CMSC 435/634: Introduction to Computer Graphics

Assignment 3
Viewing
Due October 12, 2011

The Assignment

For this assignment, you are given a program that uses OpenGL to render a hilly terrain. You will modify this program to interactively walk around over the landscape using keyboard and mouse controls. Motion will use four keys: holding 'w' will move you forward in whatever direction you are currently facing, holding 'a' will slide you to the left, 's' will move you backwards, and 'd' will slide you to the right. Moving the mouse left and right should turn your view and motion direction left and right. Moving the mouse up and down should tip the view up and down. During any motion, you should remain a constant height above the landscape. All motions should be computed in terms of rates (per second or per millisecond), then scaled by the elapsed time between frames.

To figure out the height of your viewpoint, consider just the horizontal position of your character. From that position, you will compute which triangle you are in, and your barycentric position within that triangle. Use barycentric interpolation of the vertex elevations to compute the surface height at your position, then add a constant offset to place you above the surface.

Make the landscape effectively infinite by rendering eight extra offset copies of the base terrain. Hide the repetition by turning on fog with glEnable(GL_FOG), and using gl_Fog() to set the fog parameters (the man glFog command will give you the options). Use the 'f' key to toggle the fog on and off (for debugging, and so we can check your work). If your character walks off any edge, move their position back to the opposite edge. This jump should not be visible when the fog is enabled, since the terrain edges match and the distant changes will be hidden.

Set your near clipping plane to just close enough to not visibly clip the terrain. Set your far clipping plane to just past where the landscape disappears in the fog.

634 only

Have two modes, toggled with the 'm' key. One that uses OpenGL matrix operations, and one where you do all of the matrix operations yourself, using only glLoadMatrix for both the GL_PERSPECTIVE and GL_MODELVIEW matrix, where you create all of the transformation matrices and do the matrix/matrix multiplies yourself.

Extra credit

For 10 points, add velocity, drag and gravity.The character should continue moving as long as the velocity is non-zero.
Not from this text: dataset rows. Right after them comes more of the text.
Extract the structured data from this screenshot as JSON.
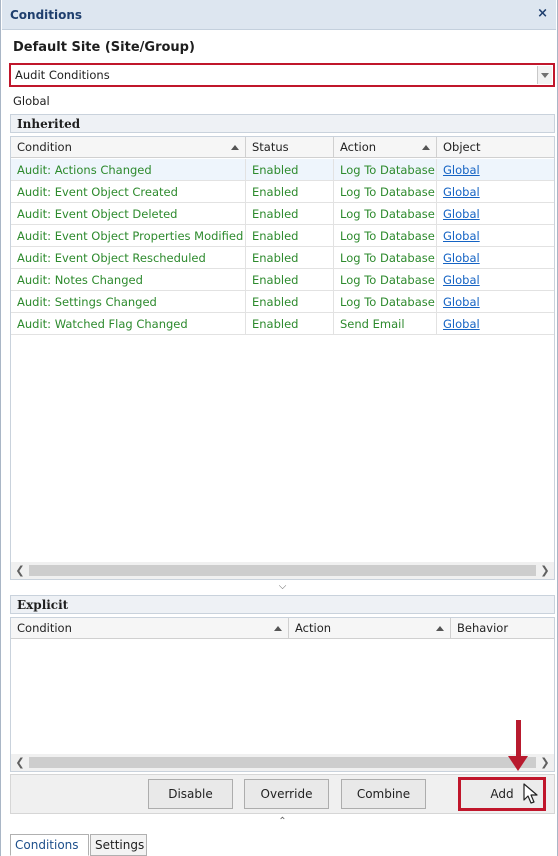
{
  "panel": {
    "title": "Conditions",
    "close_glyph": "×",
    "site_label": "Default Site (Site/Group)",
    "combo_value": "Audit Conditions",
    "scope_label": "Global"
  },
  "inherited": {
    "title": "Inherited",
    "columns": [
      "Condition",
      "Status",
      "Action",
      "Object"
    ],
    "rows": [
      {
        "condition": "Audit: Actions Changed",
        "status": "Enabled",
        "action": "Log To Database",
        "object": "Global"
      },
      {
        "condition": "Audit: Event Object Created",
        "status": "Enabled",
        "action": "Log To Database",
        "object": "Global"
      },
      {
        "condition": "Audit: Event Object Deleted",
        "status": "Enabled",
        "action": "Log To Database",
        "object": "Global"
      },
      {
        "condition": "Audit: Event Object Properties Modified",
        "status": "Enabled",
        "action": "Log To Database",
        "object": "Global"
      },
      {
        "condition": "Audit: Event Object Rescheduled",
        "status": "Enabled",
        "action": "Log To Database",
        "object": "Global"
      },
      {
        "condition": "Audit: Notes Changed",
        "status": "Enabled",
        "action": "Log To Database",
        "object": "Global"
      },
      {
        "condition": "Audit: Settings Changed",
        "status": "Enabled",
        "action": "Log To Database",
        "object": "Global"
      },
      {
        "condition": "Audit: Watched Flag Changed",
        "status": "Enabled",
        "action": "Send Email",
        "object": "Global"
      }
    ]
  },
  "explicit": {
    "title": "Explicit",
    "columns": [
      "Condition",
      "Action",
      "Behavior"
    ]
  },
  "buttons": {
    "disable": "Disable",
    "override": "Override",
    "combine": "Combine",
    "add": "Add"
  },
  "tabs": [
    "Conditions",
    "Settings"
  ],
  "colors": {
    "highlight_red": "#c0162b",
    "condition_green": "#2d8a2d",
    "link_blue": "#1463c4"
  },
  "icons": {
    "close": "close-icon",
    "dropdown": "chevron-down-icon",
    "scroll_left": "chevron-left-icon",
    "scroll_right": "chevron-right-icon",
    "collapse_down": "chevron-down-icon",
    "collapse_up": "chevron-up-icon",
    "cursor": "mouse-pointer-icon",
    "annotation": "down-arrow-icon"
  }
}
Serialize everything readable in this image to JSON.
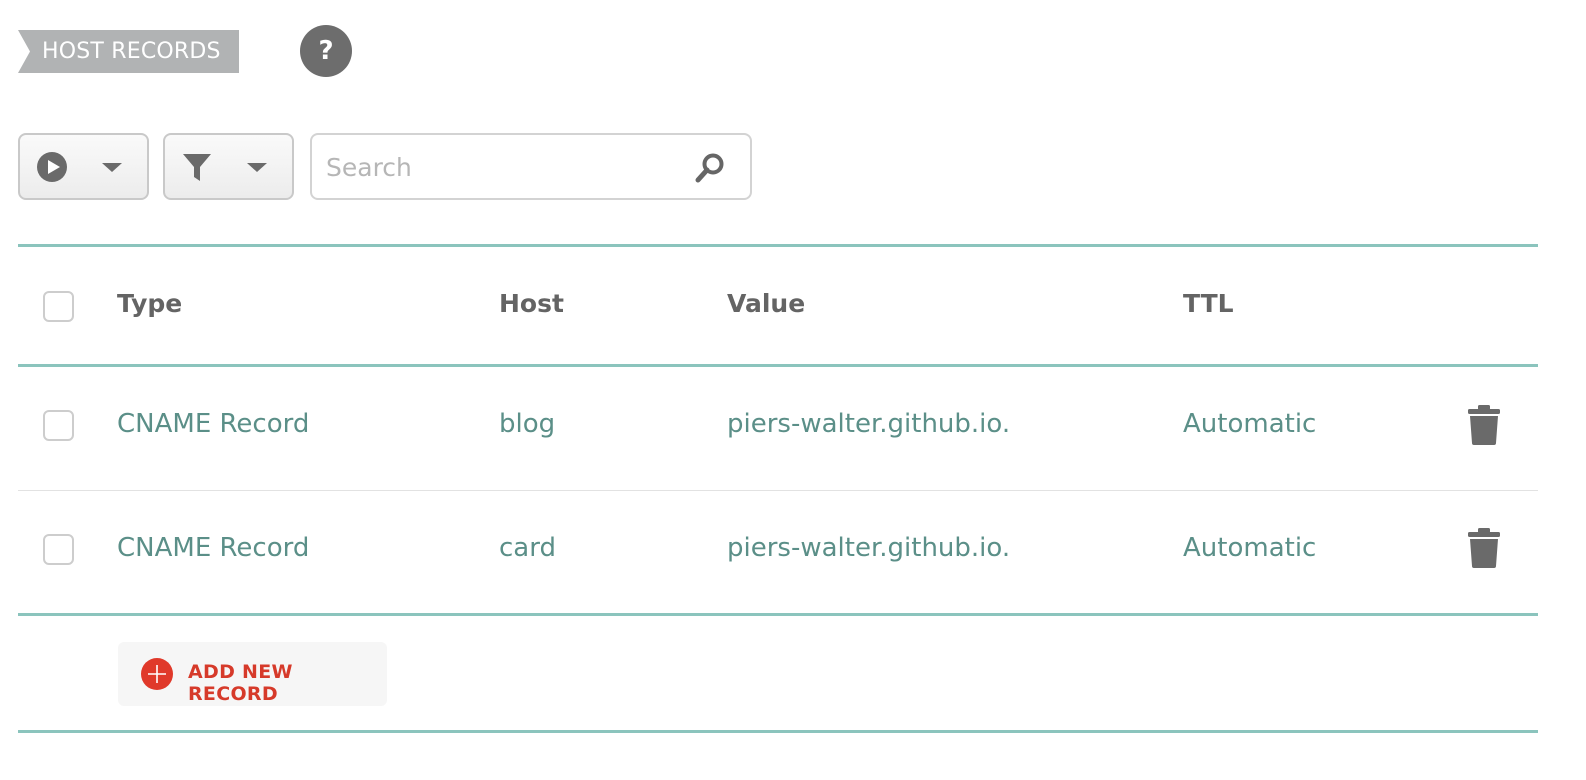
{
  "section": {
    "title": "HOST RECORDS",
    "help_label": "?"
  },
  "toolbar": {
    "actions_icon": "play-circle-icon",
    "filter_icon": "funnel-icon",
    "search": {
      "placeholder": "Search",
      "value": "",
      "icon": "search-icon"
    }
  },
  "table": {
    "columns": [
      "Type",
      "Host",
      "Value",
      "TTL"
    ],
    "rows": [
      {
        "type": "CNAME Record",
        "host": "blog",
        "value": "piers-walter.github.io.",
        "ttl": "Automatic"
      },
      {
        "type": "CNAME Record",
        "host": "card",
        "value": "piers-walter.github.io.",
        "ttl": "Automatic"
      }
    ]
  },
  "add_record": {
    "label": "ADD NEW RECORD",
    "icon": "plus-circle-icon"
  },
  "colors": {
    "accent_teal": "#8bc4bd",
    "value_text": "#5b8f88",
    "add_red": "#d63a2a",
    "tag_grey": "#b1b3b4"
  }
}
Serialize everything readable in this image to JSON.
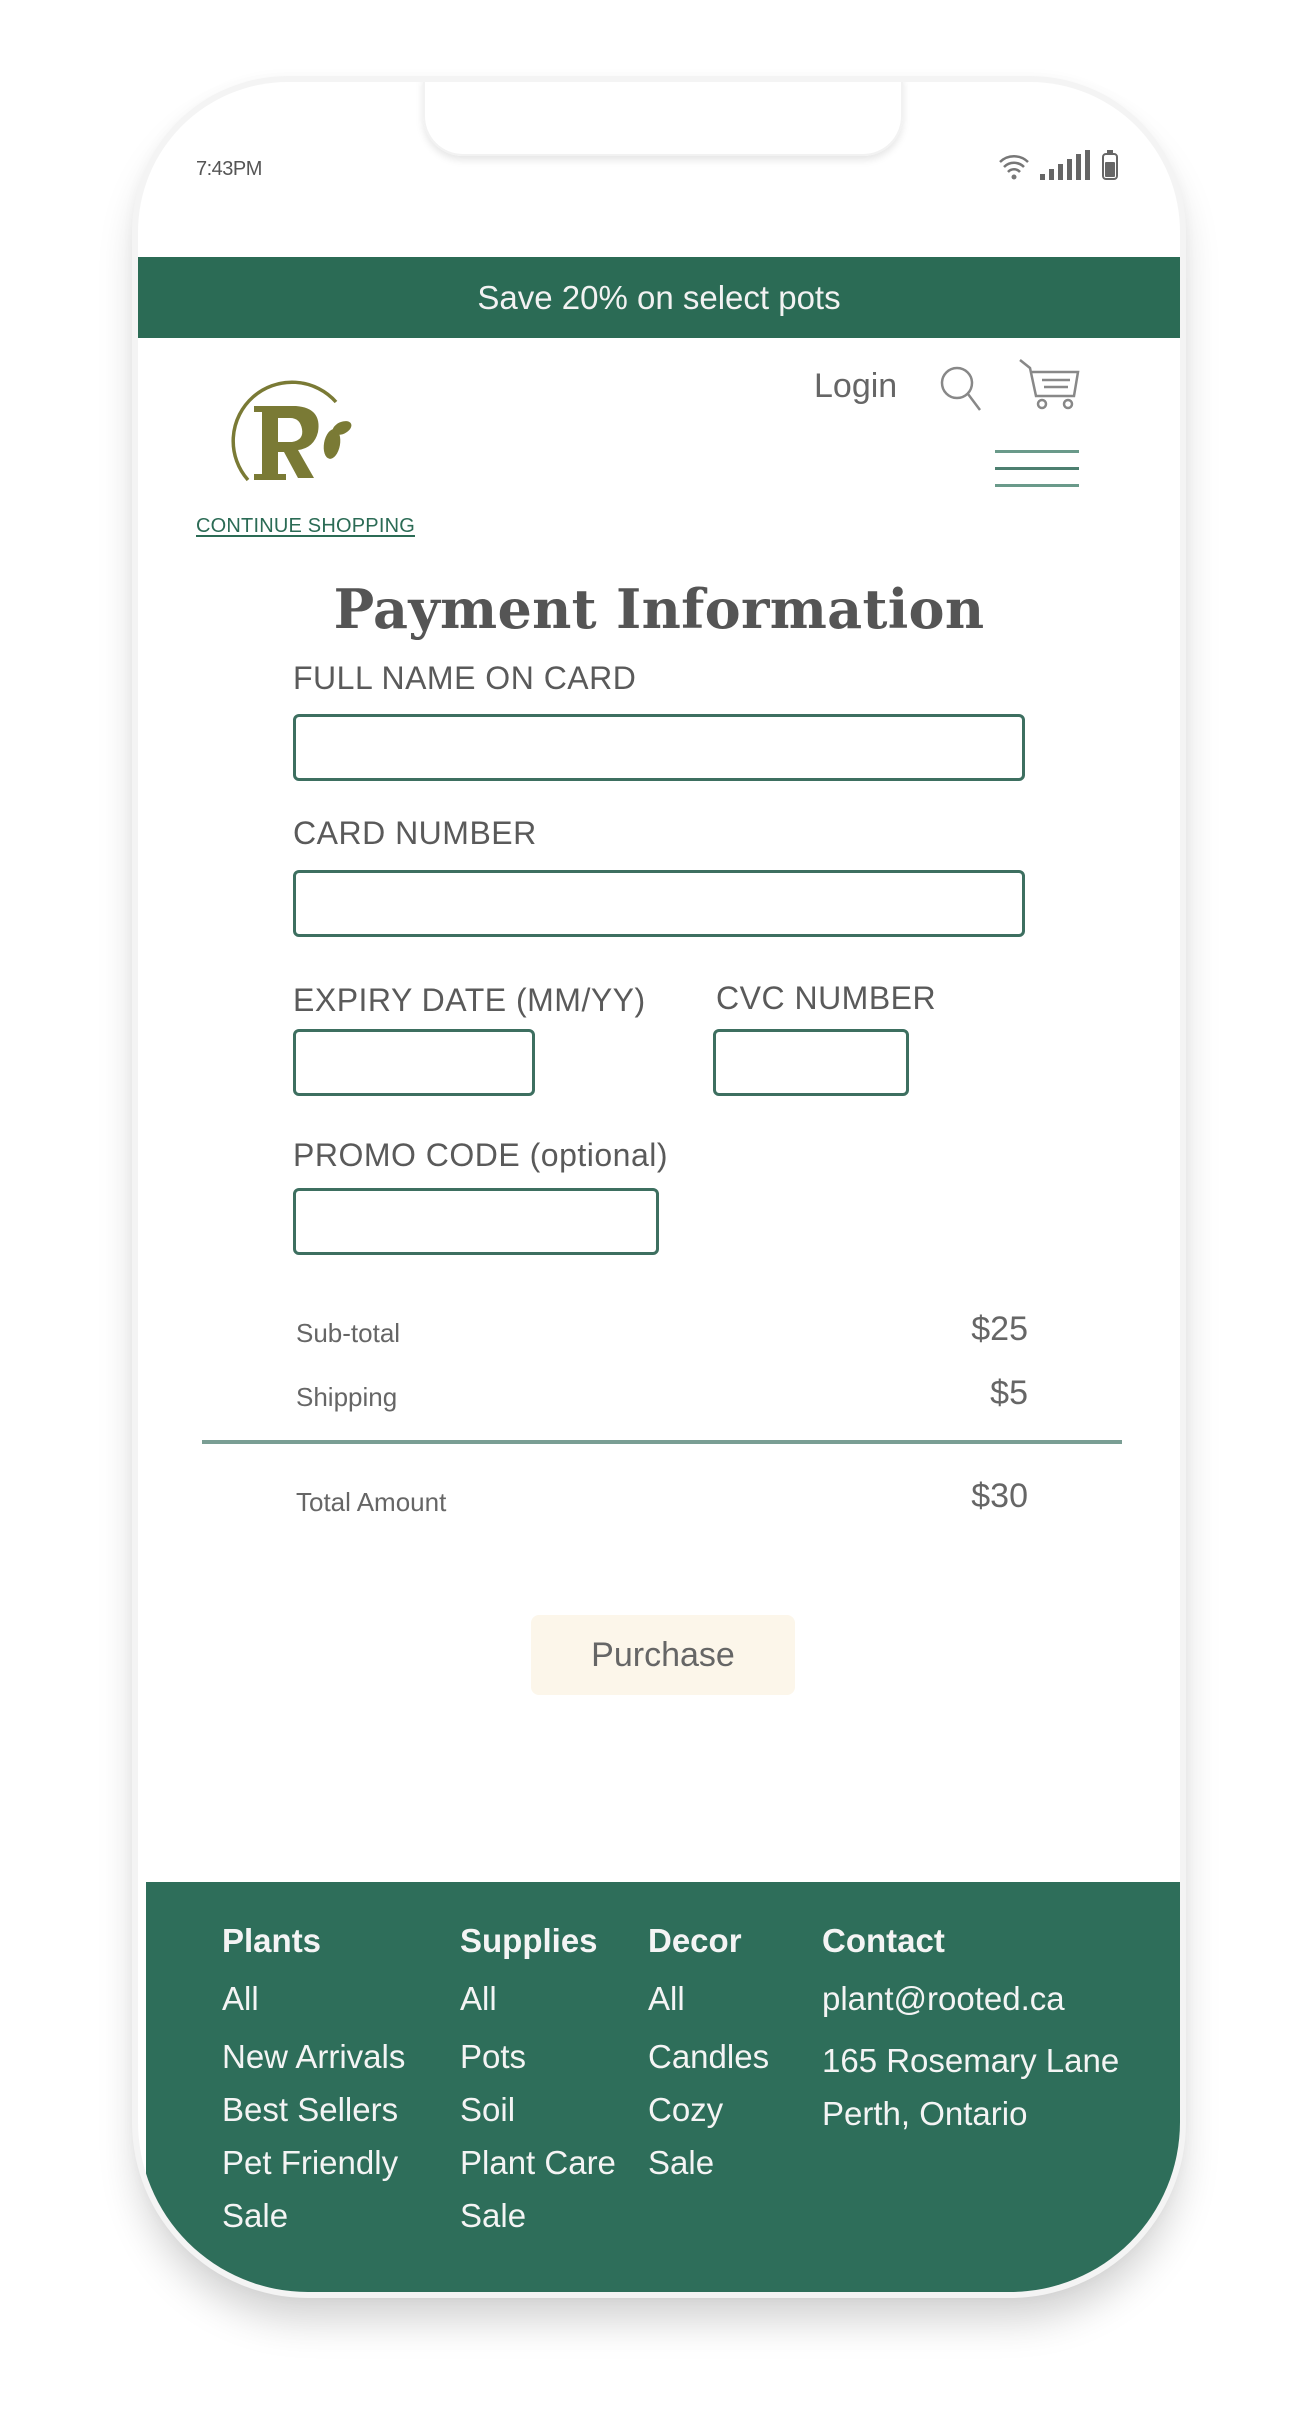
{
  "status_bar": {
    "time": "7:43PM",
    "icons": [
      "wifi-icon",
      "signal-icon",
      "battery-icon"
    ]
  },
  "promo_banner": "Save 20% on select pots",
  "header": {
    "logo_letter": "R",
    "continue_shopping": "CONTINUE SHOPPING",
    "login": "Login",
    "icons": [
      "search-icon",
      "cart-icon",
      "hamburger-menu-icon"
    ]
  },
  "page_title": "Payment Information",
  "form": {
    "full_name": {
      "label": "FULL NAME ON CARD",
      "value": "",
      "placeholder": ""
    },
    "card_number": {
      "label": "CARD NUMBER",
      "value": "",
      "placeholder": ""
    },
    "expiry": {
      "label": "EXPIRY DATE (MM/YY)",
      "value": "",
      "placeholder": ""
    },
    "cvc": {
      "label": "CVC NUMBER",
      "value": "",
      "placeholder": ""
    },
    "promo": {
      "label": "PROMO CODE (optional)",
      "value": "",
      "placeholder": ""
    }
  },
  "summary": {
    "subtotal_label": "Sub-total",
    "subtotal_value": "$25",
    "shipping_label": "Shipping",
    "shipping_value": "$5",
    "total_label": "Total Amount",
    "total_value": "$30"
  },
  "purchase_button": "Purchase",
  "footer": {
    "columns": [
      {
        "heading": "Plants",
        "items": [
          "All",
          "New Arrivals",
          "Best Sellers",
          "Pet Friendly",
          "Sale"
        ]
      },
      {
        "heading": "Supplies",
        "items": [
          "All",
          "Pots",
          "Soil",
          "Plant Care",
          "Sale"
        ]
      },
      {
        "heading": "Decor",
        "items": [
          "All",
          "Candles",
          "Cozy",
          "Sale"
        ]
      },
      {
        "heading": "Contact",
        "items": [
          "plant@rooted.ca",
          "165 Rosemary Lane",
          "Perth, Ontario"
        ]
      }
    ]
  },
  "colors": {
    "brand_green": "#2b6b55",
    "logo_olive": "#7a7a35",
    "button_bg": "#fcf6ea"
  }
}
The acceleration from gravity should be dependent on the direction of motion, so should make it slower to go up hill and faster to go down hill. Drag is a constant backwards braking acceleration, eventually slowing the character to a stop. With the extra credit, you should be able to climb up a high hill, then sled down it and over the other nearby hills until drag slows you to a stop.

Strategy

Plan ahead first. Know how you are going to find the position and view vector. Once you have a plan, implement in stages that each produce a visible, testable result. While it is not part of the assignment, it may be useful to add extra keys for debugging. For example, a key that switches between the perspective view and a top-down view with a gluSphere() at the current position could help debug your position code.

You may find the following OpenGL calls helpful to complete the assignment:

Development options

The sample code will run on the UMBC gl systems using the OpenGL and freeglut libraries. You will want to be logged directly into a linux machine at the console to develop this way. Since the program is interactive, you won't be able to use a remote terminal that can't display graphics windows, and using a remote X server will definitely be too slow.

If you have Linux installed on your own PC, you should already have OpenGL libraries. You may need to also install the glut or freeglut library, either from your distibution's pre-built packages or from the source online. If you do not have OpenGL libraries already installed, you can download both MesaGL and GLUT from mesa3d.org.

The sample code will also run on a Mac using the provided Makefile from the command line, or the provided xcode project. If you use xcode, you will need to set the working directory so it can find the ppm files. Right click on the executable, choose Get Info, and change the working directory from "Build Projects directory" to "Project directory".

For windows, install freeglut binaries by copying files into the locations described in the package readme, then copy these Visual Studio 2008 project and solution files into your assn3 directory. Some people like to put the Visual Studio files into a subdirectory. If you do this, you'll need to set the working directory in the Debug panel of the project properties so it can find the ppm files.

If you use your own system, you may find it useful to check out your cvs directory directly on your own computer. You can either use a command-line cvs client, a GUI client, or one that's integrated into the OS. For Mac or Linux, I usually use the command line client, but for Windows I use TortoiseCVS. In either case, use ssh to access the repository, by adding <user>@gl.umbc.edu: to the beginning of the repository path. For example, to check out a copy on my Mac, I'd use

cvs -d olano@gl.umbc.edu:/afs/umbc.edu/users/o/l/olano/pub/435fa11 checkout -d my435 olano

What to turn in

Turn in this assignment electronically by checking your source code into your assn3 CVS directory by 11:59 PM on the day of the deadline. Do your development in the assn3 directory so we can find it, and tag your submitted version with the 'submit' tag. As always, double check that you have submitted everything we need to build and run your submission. Be sure to include a Makefile that will build your project when we run 'make', and a readme.txt file telling us about your assignment. Do not forget to tell us what (if any) help did you receive from books, web sites or people other than the instructor and TA, details about how you implemented the extra credit (if attempted).